Cold-microwave enhanced enzyme-linked immunosorbent assays—A path to high-throughput clinical diagnostics

Abstract

The enzyme-linked immunosorbent assay (ELISA) constitutes an important clinical diagnostic approach. However, the prolonged incubation times involved lead to turnaround times of typically ⩾1day, potentially delaying a definitive diagnosis or an adequate treatment plan for individual patients.

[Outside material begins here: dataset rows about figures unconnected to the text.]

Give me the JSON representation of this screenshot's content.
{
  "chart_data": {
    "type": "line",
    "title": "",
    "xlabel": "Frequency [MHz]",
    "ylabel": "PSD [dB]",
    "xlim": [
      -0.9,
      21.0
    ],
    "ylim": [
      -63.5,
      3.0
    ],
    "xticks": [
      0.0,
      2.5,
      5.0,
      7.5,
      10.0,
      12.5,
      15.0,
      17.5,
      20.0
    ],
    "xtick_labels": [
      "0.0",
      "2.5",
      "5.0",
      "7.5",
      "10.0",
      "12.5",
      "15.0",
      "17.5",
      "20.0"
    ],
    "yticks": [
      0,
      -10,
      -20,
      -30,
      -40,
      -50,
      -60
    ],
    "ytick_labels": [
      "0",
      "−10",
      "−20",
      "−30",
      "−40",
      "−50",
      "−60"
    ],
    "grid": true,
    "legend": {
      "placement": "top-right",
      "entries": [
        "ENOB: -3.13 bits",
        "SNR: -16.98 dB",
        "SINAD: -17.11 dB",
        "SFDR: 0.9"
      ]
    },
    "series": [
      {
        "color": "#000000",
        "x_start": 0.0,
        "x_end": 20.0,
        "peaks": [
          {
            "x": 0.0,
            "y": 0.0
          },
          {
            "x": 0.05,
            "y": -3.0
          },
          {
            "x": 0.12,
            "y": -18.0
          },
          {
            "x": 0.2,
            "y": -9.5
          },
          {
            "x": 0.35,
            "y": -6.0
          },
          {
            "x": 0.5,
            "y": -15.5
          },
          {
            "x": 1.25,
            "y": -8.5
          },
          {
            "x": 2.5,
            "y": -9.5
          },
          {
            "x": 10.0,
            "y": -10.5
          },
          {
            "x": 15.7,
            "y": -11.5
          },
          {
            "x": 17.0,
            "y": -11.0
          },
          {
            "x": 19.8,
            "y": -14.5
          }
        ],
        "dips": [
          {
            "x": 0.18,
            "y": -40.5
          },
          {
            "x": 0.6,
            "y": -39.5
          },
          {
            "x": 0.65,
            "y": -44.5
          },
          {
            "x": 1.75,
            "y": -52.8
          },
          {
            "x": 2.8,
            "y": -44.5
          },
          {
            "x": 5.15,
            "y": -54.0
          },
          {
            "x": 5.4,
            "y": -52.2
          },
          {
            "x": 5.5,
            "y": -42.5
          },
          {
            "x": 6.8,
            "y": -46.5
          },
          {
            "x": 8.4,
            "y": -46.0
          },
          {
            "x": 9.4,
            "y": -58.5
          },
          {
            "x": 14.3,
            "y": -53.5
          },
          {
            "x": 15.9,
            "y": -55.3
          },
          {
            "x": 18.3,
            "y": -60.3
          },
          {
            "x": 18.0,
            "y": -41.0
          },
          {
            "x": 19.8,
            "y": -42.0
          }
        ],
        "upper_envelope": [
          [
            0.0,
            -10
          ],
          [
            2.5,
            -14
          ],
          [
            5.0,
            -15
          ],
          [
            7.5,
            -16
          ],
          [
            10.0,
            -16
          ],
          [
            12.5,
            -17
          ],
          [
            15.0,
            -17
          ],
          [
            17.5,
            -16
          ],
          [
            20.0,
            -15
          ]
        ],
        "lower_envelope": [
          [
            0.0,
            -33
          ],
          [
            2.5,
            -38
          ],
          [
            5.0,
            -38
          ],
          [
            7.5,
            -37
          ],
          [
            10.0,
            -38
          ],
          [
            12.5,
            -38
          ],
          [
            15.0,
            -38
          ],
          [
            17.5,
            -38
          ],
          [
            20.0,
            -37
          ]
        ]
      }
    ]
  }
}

Here cold-microwave technology (CMT) was employed to significantly reduce the times required for diagnostic ELISAs. The new approach was validated and compared to a conventional ELISA setup measuring canine calprotectin (cCP). Canine serum and fecal specimens were used for the analytical validation of cCP ELISA by conventional and CMT–ELISA. Cross-validation of both ELISA methods consisted of the determination of analytic sensitivity, linearity, accuracy, precision, and reproducibility. The long-term stability of antibody-coated ELISA plates was also evaluated up to 33days. The ELISA approaches were comparable to each other. The observed-to-expected ratios for linearity and accuracy were 100.2±11.8 and 98.1±10.8% (mean±standard deviation), respectively. Precision and reproducibility were ⩽17.2%. For samples run on precoated ELISA plates over 33days %CVs were ⩽12.5%. While both ELISA approaches were analytically sensitive, linear, accurate, precise, and reproducible with measurements of cCP concentrations, CMT–ELISA offered a reduction in incubation times by 90–95%, facilitating a very fast turnaround time and suggesting CMT–ELISA for improved human and veterinary clinical diagnostics.